Kinsey is convinced that Patrick is responsible for Agnes's death, to cover his past crimes, and discovers evidence of further killings at his home. When she confronts Patrick, she is interrupted by Messinger, who kills Patrick. Dietz and Rochelle have managed to get Eric away from Messinger, and Messinger's stated intention is to use Kinsey as a hostage to exchange for Eric. As she drives Messinger to the airport at gunpoint to intercept Rochelle, Kinsey is convinced Messinger will kill them all; and he succeeds in killing Rochelle's twin Roy, who was attempting to help her escape with Eric. However, Rochelle outsmarts Messinger and kills him first.

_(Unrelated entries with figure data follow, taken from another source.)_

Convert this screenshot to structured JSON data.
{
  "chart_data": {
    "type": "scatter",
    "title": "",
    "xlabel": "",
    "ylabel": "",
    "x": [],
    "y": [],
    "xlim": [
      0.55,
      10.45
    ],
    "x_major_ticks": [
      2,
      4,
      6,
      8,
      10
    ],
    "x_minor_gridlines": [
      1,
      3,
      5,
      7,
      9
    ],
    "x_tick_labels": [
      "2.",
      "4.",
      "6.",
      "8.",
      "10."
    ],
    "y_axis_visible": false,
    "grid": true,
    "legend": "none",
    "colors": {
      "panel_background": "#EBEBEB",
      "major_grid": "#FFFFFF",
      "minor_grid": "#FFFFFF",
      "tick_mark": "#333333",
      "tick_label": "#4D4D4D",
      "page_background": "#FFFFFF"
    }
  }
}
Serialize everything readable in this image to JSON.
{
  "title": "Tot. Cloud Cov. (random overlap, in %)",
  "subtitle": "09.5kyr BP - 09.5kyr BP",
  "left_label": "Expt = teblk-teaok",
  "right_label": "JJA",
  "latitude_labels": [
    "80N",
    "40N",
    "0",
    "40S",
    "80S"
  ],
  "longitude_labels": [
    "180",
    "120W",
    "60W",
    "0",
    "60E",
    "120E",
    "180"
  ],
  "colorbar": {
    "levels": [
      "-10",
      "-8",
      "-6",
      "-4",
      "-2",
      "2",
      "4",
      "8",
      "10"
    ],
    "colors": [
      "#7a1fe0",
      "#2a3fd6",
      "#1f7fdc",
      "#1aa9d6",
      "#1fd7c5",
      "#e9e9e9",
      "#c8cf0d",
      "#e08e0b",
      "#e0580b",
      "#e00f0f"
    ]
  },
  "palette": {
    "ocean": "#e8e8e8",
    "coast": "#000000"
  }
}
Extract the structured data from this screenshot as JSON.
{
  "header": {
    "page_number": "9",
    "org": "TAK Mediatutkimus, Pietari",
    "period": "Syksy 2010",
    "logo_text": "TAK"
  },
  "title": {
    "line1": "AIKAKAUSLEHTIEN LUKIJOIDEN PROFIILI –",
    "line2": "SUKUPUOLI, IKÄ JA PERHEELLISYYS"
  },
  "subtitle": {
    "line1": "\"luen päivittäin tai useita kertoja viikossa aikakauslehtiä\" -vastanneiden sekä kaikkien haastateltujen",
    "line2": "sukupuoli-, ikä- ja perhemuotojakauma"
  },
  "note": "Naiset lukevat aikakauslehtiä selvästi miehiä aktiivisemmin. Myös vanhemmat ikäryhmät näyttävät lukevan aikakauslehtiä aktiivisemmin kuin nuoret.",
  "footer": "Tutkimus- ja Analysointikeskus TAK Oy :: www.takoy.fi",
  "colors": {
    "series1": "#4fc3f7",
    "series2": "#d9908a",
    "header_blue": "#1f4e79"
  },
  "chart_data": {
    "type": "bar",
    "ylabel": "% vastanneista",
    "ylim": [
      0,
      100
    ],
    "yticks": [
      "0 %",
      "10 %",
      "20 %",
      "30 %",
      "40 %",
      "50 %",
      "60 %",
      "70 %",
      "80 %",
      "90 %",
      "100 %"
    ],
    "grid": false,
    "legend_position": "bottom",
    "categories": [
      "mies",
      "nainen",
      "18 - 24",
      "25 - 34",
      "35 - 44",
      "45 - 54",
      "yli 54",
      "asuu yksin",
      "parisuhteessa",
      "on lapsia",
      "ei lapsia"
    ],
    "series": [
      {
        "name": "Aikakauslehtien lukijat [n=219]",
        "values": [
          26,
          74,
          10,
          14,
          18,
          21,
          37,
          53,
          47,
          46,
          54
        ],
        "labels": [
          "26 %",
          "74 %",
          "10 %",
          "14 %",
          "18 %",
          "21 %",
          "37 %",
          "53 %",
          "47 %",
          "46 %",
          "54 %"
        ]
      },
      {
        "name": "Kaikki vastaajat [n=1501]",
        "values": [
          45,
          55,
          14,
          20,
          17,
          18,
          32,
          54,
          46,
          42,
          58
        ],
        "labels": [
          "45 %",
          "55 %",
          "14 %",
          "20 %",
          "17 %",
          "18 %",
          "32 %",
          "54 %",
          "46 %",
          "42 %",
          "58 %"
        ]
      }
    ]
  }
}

In the epilogue, the third contract killer hired by Tyrone Patty is apprehended; and Patty himself dies as a consequence of a jail altercation. Dietz leaves to pursue his plan of providing anti-terrorism training on military bases.

==Characters==
- Kinsey Millhone: Private investigator hired to find the 83-year-old mother of her client.

==Reception==
"G" Is for Gumshoe was honored with both the Private Eye Writers of America's Shamus Award for best novel and Bouchercon's 1991 Anthony Award for Best Novel. The reviewer for the School Library Journal considered the book oriented towards adults and suitable for young adults as well and wrote that "this light mystery maintains interest to the end".